Direct Mail Legend Malcolm Decker Is Dead at 87
He beat a record for a direct mail subscription piece that stood for 30 years at the Wall Street Journal.
Malcolm Decker
Renowned direct mail copywriter and company founder Malcolm B. Decker, who topped a campaign that reigned for 30 years at the Wall Street Journal, died on February 16 at his home in Greenwich, CT. He was 87.
After working for McCann Erickson and Walt Disney Productions, he opened Malcolm Decker & Associates in 1972. A 1975 direct mail package Decker created for the National Trust of Historic Preservation that offered benefactors limited edition porcelain boxes with gold hinges raised twice the goal of the organization and was chronicled in Richard Hodgson's book, The Greatest Direct Mail Sales Letters of All Time.
But Decker's crowning achievement came late in his career, in 2003, when he bested the “Two Young Men” subscription piece the Journal had used since the mid-70s.
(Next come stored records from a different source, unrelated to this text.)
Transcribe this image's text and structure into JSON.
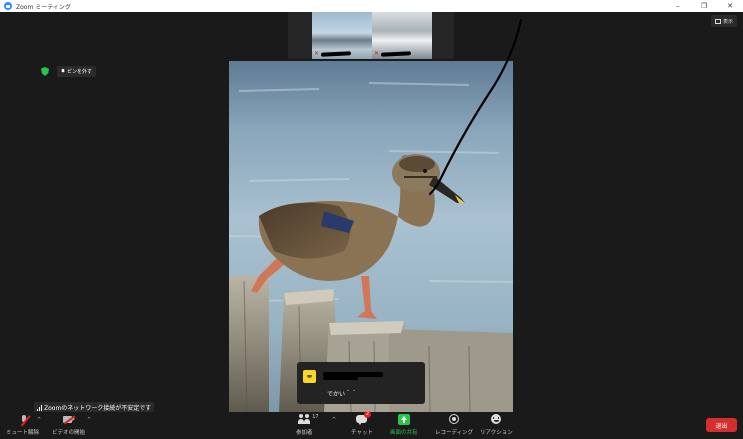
{
  "window": {
    "title": "Zoom ミーティング",
    "controls": {
      "minimize": "–",
      "maximize": "❐",
      "close": "✕"
    }
  },
  "view_button": {
    "label": "表示",
    "icon": "grid-icon"
  },
  "security_icon": "shield-icon",
  "pin_badge": {
    "label": "ピンを外す",
    "icon": "pin-icon"
  },
  "thumbnails": [
    {
      "muted": true,
      "name_hidden": true
    },
    {
      "muted": true,
      "name_hidden": true
    }
  ],
  "chat_popup": {
    "message": "でかい＾＾",
    "sender_hidden": true
  },
  "network_notice": {
    "text": "Zoomのネットワーク接続が不安定です"
  },
  "toolbar": {
    "mute": {
      "label": "ミュート解除",
      "caret": "^"
    },
    "video": {
      "label": "ビデオの開始",
      "caret": "^"
    },
    "participants": {
      "label": "参加者",
      "count": "17",
      "caret": "^"
    },
    "chat": {
      "label": "チャット",
      "badge": "2"
    },
    "share": {
      "label": "画面の共有"
    },
    "record": {
      "label": "レコーディング"
    },
    "reactions": {
      "label": "リアクション"
    },
    "leave": {
      "label": "退出"
    }
  },
  "colors": {
    "background": "#1a1a1a",
    "accent_green": "#26c64b",
    "leave_red": "#d32f2f",
    "badge_red": "#e02020",
    "zoom_blue": "#2d8cff"
  }
}
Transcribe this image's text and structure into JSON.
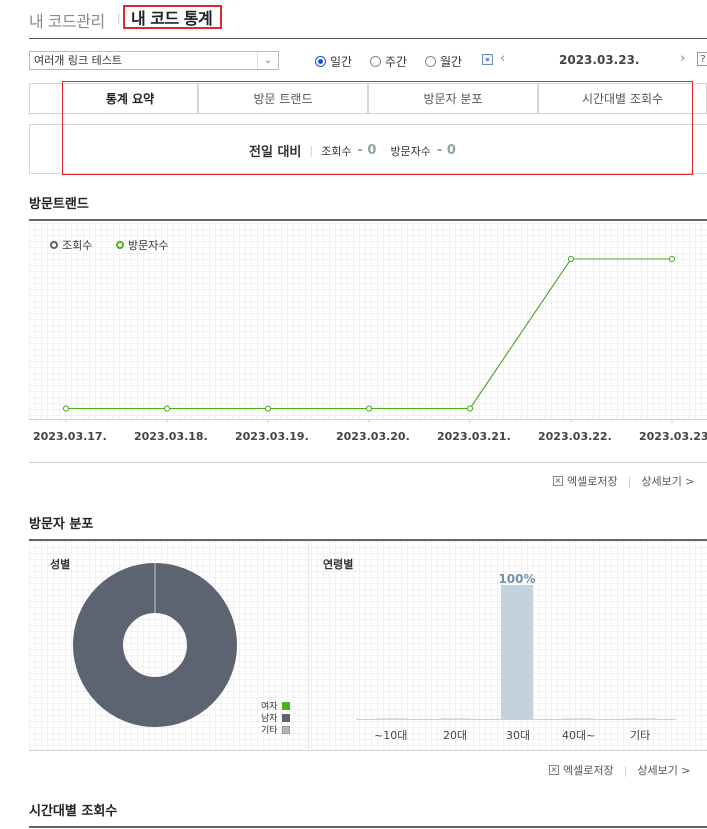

The paper had commissioned numerous direct mail packages over the years, but none beat the return on the original until Decker modified it with color graphics and a longer letter.
He was a U.S. Navy veteran who attended Dartmouth College on the G.I. Bill, and was an avid outdoorsman who, in his 70s, reached the 17,000-foot level before failing to summit Mt. Kiliminjaro.
Decker favored a straight-talk approach to direct mail copy. “Develop a clear profile of your prospect as the available research offers and then match that profile up with someone you know,” Decker wrote. "Put him or her in a chair across from you, and write to that person, conversationally!”